For the first few months of the shutdown it was easier not to think of this loss; with the science so opaque, it was safer, too. Now those days are behind us, but the touchless days still stretch on to the horizon without stop. Some days I find myself cataloging all the casual forms of touch we enjoy among friends, family, and sometimes coworkers. (Appropriate touching. We can all agree the opposite is not missed.) I think of all these missed contacts and feel sad: The hand on the middle of your back passing through a doorway. The sideways hug of a friend, as if to say, You’re OK! The high five from a passing stranger on a bike — because, hey, why not? The unexpected hug from someone you didn’t realize was a part of your life until that person disappeared from it and then reappeared. The hug that is like a surrender to affection or goodwill. Someone kissing your temple.

Most, if not all, of this is now on hold. How could I possibly care even remotely as much about baseball?

 

My solitude that summer in D.C. was not total. At work I shared an office with a classmate who was as bewildered as I was — but where the boredom of the job made me quiet, it made Nora talkative. I used to think of her as my own personal Nora Ephron. Like the filmmaker, whose Sleepless in Seattle had come out the year before, this Nora possessed the same restless, amusing rage at small things — and the same decency. To be in her presence was to walk in and out of the shadow of each of her moods as they strobe-lit a room.

The work we did was incredibly tedious: determining the age of prewar American school buildings, occasionally phoning up principals or chasing down forms. Both of us struggled with wakefulness. When we realized how little people cared about what we did — one superintendent in Wyoming told us his questionnaire had literally blown away — we took to closing our door at lunch, turning off the lights, and lying down on the floor for an hour. We’d talk quietly until one of us did not respond to the other’s comment.

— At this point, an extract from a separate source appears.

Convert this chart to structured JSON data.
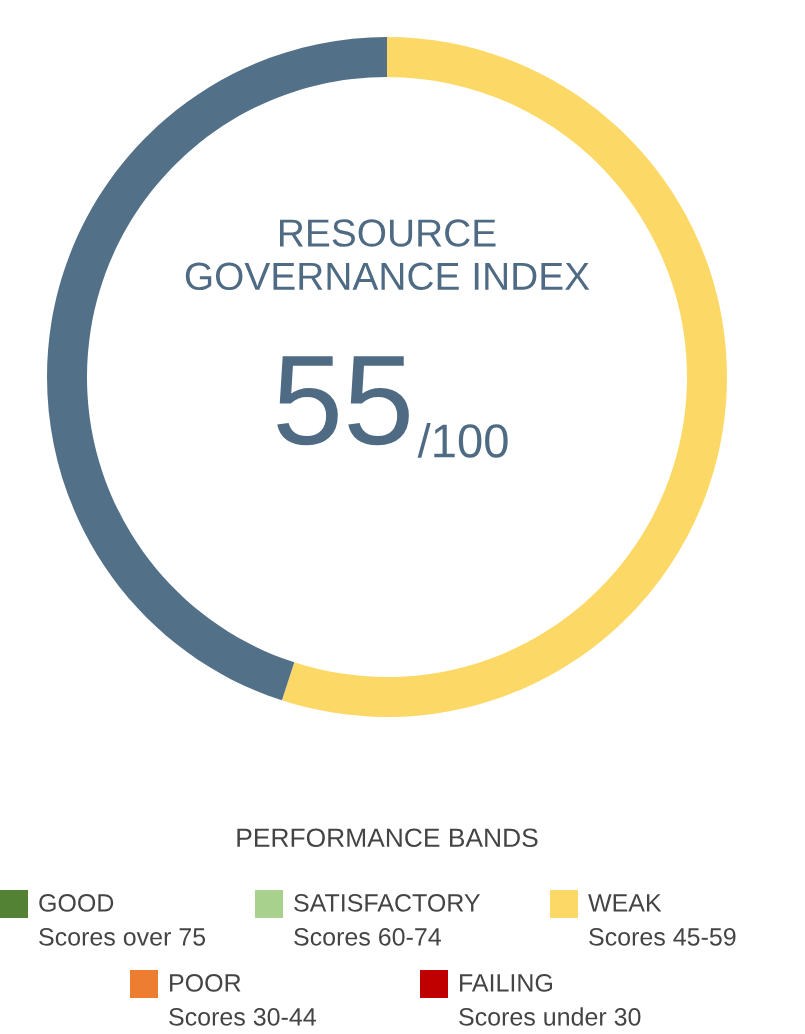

The person still awake would set the alarm to get us up.

By the time my roommates turned up, smack in the middle of what was then one of the hottest summers on record, I had developed a set of routines to blunt my longing: Each week I’d visit a new museum after work. At the apartment at night I’d read in my window in the falling dark, sometimes with fireflies coming out. (These were among the loneliest and happiest hours I’ve ever had as a reader.) My mother had sent me her recipes, and each week I’d try — and usually fail — to cook a new meal.

Suddenly all that routine was put away. I came home at dark to an apartment lit up, a boom box on, and Paul, my roommate from Oakland, cooking meatballs in the kitchen in his underwear. Brenn, my other roommate, had brought a car from Rochester, a diesel VW Rabbit with a driver’s-side door so rusted it was not to be opened. After work we sometimes drove over to Rock Creek Park and jogged through the soupy air, coming back to the apartment to lie on the hardwood floor, which was always cooler than the chairs, and watch SportsCenter on a tiny black-and-white TV with a screen the size of your hand, which Brenn had gotten hooked up to cable. You could get one month free if you canceled on the thirtieth day.

Come to think of it, I spent a lot of that summer on the floor. The apartment was a one-bedroom, so one of our first orders of business, upon my roommates’ arrival, was to sort out how we would sleep. Paul would pay the most rent to be able to sleep in the bed all summer; Brenn and I would rotate between the second spot on the bed and a mattress on the floor. How much more easily I slept once the room was full of other bodies — even if Paul did go to bed each night in the same shirt, which he didn’t wash for forty days.

None of us had a girlfriend or even someone to write to. None of us had a fake ID or knew a place to use one. So, even though we weren’t great friends at first, we made a kind of pact for the rest of the summer to eat and sleep and walk and go to events together because it felt better than doing it alone. It got us through July and August — or, at least, I know it did for me — to be able to fall asleep next to a living body, to wake and know someone would ask if I was ready to leave for work. The summer passed, and when I came home from it, I fell like water into the arms of the first person I knew.